I’ve definitely got zero interest in romance. Especially with him.

Still, I don’t move away when his chest brushes against my back as he reaches around me to input commands into the machine. I try to focus on his hands, but my eyes are drawn to his cybernetic arm, the metal gleaming under the bright kitchen lights. Despite all their alien technology, or maybe because of it, he’s the only one I’ve ever seen with a prosthetic. I wonder how he lost it? What kind of life did he lead before coming to the hotel? Was he an assassin like Sutek, or a pirate like Valtair? The thought of the pain he must have endured makes something twinge in my chest, an uncomfortable mix of sympathy and curiosity.

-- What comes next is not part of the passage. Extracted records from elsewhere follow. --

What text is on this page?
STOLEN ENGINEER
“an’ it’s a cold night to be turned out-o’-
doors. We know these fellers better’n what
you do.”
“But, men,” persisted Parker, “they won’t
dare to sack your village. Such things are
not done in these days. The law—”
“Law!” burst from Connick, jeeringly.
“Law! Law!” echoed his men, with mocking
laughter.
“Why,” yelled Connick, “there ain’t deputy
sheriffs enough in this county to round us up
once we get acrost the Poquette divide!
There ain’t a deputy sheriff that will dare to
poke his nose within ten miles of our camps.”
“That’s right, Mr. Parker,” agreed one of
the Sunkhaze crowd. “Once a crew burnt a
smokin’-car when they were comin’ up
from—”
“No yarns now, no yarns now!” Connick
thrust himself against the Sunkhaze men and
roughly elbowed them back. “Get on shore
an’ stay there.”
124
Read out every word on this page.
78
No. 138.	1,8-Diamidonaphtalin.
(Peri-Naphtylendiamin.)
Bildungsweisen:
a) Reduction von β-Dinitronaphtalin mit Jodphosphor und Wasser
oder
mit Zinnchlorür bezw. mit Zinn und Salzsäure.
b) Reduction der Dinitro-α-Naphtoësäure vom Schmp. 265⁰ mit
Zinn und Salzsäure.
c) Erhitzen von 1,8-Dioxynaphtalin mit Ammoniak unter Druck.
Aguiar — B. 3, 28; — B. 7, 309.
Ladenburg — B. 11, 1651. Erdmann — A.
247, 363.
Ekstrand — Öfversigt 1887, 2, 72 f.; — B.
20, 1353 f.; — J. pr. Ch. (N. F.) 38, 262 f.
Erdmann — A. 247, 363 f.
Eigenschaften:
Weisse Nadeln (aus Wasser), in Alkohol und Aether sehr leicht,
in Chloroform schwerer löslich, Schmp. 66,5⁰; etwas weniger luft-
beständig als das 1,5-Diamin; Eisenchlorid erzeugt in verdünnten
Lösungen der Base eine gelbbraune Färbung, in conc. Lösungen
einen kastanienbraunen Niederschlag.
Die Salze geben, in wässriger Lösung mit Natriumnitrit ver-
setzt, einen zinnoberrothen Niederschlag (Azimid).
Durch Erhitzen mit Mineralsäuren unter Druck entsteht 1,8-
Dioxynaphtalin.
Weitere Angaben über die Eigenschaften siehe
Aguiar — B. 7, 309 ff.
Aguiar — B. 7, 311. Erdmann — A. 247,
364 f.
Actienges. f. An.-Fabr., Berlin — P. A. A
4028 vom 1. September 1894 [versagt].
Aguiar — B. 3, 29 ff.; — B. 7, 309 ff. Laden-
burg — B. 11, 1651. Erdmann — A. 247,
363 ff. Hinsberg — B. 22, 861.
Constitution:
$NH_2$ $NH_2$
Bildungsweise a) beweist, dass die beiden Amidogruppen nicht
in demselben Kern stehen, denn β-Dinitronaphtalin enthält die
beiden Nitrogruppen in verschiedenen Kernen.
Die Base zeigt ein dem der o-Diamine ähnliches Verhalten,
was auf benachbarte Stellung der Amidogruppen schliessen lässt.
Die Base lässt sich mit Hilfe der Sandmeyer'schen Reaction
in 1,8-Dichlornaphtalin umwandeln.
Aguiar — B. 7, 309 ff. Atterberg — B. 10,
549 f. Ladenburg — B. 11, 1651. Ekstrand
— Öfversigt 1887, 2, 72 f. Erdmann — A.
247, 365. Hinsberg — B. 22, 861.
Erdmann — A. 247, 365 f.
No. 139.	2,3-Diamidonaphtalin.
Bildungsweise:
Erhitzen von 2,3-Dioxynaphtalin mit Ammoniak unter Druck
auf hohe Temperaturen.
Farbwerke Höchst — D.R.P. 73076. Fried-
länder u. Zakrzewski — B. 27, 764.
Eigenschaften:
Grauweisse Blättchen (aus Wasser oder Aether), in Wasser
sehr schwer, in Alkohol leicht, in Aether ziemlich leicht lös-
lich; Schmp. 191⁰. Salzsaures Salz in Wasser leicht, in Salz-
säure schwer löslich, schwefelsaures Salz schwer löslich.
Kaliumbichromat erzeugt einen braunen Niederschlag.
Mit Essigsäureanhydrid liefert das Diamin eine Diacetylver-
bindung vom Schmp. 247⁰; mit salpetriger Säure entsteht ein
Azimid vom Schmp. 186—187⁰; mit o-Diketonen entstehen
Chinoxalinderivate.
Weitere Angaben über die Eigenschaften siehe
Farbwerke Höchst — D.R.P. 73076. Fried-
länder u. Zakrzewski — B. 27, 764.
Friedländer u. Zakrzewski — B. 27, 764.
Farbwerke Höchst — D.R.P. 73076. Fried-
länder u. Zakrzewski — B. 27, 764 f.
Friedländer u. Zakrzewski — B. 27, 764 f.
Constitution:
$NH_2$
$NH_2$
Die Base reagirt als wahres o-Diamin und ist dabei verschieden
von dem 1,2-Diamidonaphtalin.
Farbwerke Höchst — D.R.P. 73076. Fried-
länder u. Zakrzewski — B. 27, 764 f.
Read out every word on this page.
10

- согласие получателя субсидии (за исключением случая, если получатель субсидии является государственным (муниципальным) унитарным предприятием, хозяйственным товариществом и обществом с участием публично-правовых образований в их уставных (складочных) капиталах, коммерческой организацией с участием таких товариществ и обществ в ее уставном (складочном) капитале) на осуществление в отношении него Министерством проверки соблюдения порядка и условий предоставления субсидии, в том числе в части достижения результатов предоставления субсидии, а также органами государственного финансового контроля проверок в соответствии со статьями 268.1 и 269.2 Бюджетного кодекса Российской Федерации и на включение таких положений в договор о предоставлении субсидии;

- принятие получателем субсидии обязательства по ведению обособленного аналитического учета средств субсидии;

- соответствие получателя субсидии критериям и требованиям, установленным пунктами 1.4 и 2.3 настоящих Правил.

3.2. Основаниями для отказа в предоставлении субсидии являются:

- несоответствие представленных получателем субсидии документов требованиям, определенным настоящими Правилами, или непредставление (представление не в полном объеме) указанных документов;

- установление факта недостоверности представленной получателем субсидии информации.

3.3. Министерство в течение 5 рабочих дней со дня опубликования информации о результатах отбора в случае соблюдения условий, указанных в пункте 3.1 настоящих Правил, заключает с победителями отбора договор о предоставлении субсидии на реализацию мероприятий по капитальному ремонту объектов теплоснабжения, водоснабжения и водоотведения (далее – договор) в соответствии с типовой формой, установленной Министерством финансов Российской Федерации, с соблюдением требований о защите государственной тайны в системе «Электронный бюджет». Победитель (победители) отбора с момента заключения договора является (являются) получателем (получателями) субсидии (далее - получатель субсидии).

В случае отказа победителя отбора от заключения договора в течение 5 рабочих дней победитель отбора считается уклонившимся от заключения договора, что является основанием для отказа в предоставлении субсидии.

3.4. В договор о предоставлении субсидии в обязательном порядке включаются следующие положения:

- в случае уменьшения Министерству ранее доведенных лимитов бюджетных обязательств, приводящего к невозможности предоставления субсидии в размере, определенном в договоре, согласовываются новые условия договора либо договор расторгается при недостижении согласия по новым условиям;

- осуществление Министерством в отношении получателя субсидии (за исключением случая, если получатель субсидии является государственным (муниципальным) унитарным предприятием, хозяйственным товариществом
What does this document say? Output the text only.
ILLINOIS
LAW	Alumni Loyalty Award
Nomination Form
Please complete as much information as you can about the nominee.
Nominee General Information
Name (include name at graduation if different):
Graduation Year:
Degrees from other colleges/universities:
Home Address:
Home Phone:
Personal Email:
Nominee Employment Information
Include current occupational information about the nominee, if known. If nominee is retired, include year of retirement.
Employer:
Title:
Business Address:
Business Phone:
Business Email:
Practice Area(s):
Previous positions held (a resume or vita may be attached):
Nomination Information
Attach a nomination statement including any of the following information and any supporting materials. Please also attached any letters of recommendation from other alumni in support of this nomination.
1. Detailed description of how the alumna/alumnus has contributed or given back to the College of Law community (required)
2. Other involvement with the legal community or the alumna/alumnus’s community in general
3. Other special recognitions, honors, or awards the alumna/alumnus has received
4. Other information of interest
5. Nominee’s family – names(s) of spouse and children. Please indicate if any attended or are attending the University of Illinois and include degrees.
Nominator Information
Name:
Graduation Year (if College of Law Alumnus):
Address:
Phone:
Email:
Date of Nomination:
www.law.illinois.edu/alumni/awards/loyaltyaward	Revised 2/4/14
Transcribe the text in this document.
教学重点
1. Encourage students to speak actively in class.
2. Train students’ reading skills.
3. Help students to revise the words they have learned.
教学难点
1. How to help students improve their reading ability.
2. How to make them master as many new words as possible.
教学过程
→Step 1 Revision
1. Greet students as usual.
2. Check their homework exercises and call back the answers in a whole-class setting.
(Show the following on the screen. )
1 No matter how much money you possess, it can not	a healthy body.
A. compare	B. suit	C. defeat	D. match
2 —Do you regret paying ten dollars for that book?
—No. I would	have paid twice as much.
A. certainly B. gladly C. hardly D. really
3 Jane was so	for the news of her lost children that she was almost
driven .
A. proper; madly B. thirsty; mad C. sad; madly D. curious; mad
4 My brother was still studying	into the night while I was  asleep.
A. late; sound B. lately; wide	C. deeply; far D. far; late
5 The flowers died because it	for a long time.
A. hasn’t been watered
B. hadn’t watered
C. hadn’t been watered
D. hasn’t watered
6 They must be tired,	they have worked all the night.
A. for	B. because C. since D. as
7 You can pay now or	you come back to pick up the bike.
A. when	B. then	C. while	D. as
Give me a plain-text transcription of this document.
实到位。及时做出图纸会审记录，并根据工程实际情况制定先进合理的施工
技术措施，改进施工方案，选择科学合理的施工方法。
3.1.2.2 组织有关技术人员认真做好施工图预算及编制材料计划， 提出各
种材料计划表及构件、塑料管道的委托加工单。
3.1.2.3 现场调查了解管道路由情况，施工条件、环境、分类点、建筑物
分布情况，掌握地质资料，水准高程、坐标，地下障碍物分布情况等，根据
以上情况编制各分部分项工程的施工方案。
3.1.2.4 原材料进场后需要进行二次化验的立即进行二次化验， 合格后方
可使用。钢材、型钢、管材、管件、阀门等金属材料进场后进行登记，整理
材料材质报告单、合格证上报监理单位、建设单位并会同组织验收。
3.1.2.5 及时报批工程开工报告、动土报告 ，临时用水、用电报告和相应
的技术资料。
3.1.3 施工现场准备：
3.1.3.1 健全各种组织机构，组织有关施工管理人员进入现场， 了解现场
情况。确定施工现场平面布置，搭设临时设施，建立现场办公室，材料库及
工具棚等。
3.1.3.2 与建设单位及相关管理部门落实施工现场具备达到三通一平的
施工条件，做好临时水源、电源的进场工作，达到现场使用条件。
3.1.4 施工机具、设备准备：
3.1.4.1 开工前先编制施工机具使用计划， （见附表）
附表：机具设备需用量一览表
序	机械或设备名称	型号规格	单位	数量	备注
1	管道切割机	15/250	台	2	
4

“Look,” I say, trying to keep my voice level, refusing toacknowledge him and how he makes me want to squirm, “I appreciate your concern, but I can handle making a simple cup of not-coffee. I’m not completely helpless, you know. I’ve mastered the art of burning toast and overcooking pasta. This is simply just the next step in my culinary journey.”

I laugh, though there’s no real humor behind it. I’m just grateful that my voice doesn’t crack on that last statement. I’ve been helpless more times than anyone should. I’m determined to never, ever, let it happen again. I just have to keep pushing; that’s all. Fake it ’til you make it, right? Even if “making it” in this case means not electrocuting myself with alien kitchenware.